【8月1日 東方新報】中国初の火星探査機「天問1号(Tinwen-1)」が7月23日打ち上げられ、火星探査ミッションがスタートした。この時期は地球と火星の距離が最も近い5500万キロに近づく。アラブ首長国連邦(UAE)は7月20日、火星探査機「ホープ(Hope)」を鹿児島県の種子島宇宙センター(Tanegashima Space Center)から打ち上げており、米国も30日に火星探査車「パーシビアランス(Perseverance 、「忍耐」「不屈」の意味)」を打ち上げた。

 特筆すべきは、「天問1号」が今回の打ち上げで火星の「周回」「着陸」「探査」を一度に行い、火星の科学データを採取しようとしていることだ。先行して火星探査を行ってきた米国、旧ソ連、日本、欧州宇宙機関(ESA)、インドなどは、それぞれステップを分けて計画を進めてきた。

 中国の宇宙計画もこれまでの数十年間は「小刻みに急いで走る」理念に基づき、各ミッションは一つずつステップをクリアすることを目的とし、複数のミッションを組み合わせて技術的なブレークスルーを獲得してきた。近年は、「嫦娥(Chang'e)計画」に基づく月探査機の月面着陸、有人宇宙飛行、中国版衛星利用測位システム「北斗(Beidou)」の完成という一連のプロジェクトによる技術蓄積に基づき、「天問1号」は一気に周遊、着陸、探査を実現しようとしている。

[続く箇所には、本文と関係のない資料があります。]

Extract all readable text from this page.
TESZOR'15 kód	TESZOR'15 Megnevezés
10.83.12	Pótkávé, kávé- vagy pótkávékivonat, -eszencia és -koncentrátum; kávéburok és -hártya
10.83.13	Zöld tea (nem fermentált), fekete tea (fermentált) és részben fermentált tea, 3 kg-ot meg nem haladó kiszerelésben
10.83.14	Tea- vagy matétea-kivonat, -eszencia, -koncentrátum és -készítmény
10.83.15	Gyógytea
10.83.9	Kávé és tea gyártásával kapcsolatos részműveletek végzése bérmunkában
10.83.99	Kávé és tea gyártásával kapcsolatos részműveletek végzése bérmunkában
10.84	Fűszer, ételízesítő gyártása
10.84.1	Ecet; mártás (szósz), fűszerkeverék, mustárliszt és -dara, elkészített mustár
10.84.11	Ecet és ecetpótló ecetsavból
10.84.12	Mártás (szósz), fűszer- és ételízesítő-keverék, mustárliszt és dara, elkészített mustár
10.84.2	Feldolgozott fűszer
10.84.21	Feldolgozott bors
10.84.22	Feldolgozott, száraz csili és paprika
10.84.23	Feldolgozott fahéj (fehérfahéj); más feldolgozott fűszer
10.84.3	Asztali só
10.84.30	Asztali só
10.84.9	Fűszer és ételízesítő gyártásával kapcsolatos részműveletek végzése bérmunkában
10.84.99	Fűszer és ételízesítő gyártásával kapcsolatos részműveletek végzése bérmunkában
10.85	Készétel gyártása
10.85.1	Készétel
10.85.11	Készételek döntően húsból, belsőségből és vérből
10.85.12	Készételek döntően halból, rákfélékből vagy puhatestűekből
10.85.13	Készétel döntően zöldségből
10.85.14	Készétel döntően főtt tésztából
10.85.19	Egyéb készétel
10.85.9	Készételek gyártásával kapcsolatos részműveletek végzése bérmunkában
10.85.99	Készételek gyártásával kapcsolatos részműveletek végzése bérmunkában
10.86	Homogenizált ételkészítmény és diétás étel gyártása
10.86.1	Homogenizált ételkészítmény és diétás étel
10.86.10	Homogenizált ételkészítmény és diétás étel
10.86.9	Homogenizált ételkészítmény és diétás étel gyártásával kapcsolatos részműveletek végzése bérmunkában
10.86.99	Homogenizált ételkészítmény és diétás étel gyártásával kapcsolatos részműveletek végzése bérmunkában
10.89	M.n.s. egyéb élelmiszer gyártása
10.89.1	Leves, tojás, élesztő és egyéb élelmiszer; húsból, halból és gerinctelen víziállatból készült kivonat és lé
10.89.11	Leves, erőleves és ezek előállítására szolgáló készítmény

「天問1号」は火星の磁場と土壌を探測するため、ESA、フランス国立宇宙研究センター、オーストリア研究促進庁から提供された観測装置など多数の機器を搭載している。遠く離れた宇宙と地球を結ぶ「深宇宙通信技術」はアルゼンチンの支援を受けている。「天問1号」のミッション自体が国際協力のモデルであり、ミッションが成功すれば、人類の火星探査事業にとって飛躍的な前進となる。

 人類にとって火星探査の真の目的は、宇宙や太陽系の起源、地球上の生命の起源を探索し、地球が生命の存在する唯一の惑星なのか、地球の行く末はどうなるのかという問題に答えを探すことだ。自分たちが生きているこの宇宙について人類がよく理解し、宇宙観を見つめ直すことは、地球がいま抱える問題を解決することにもつながるだろう。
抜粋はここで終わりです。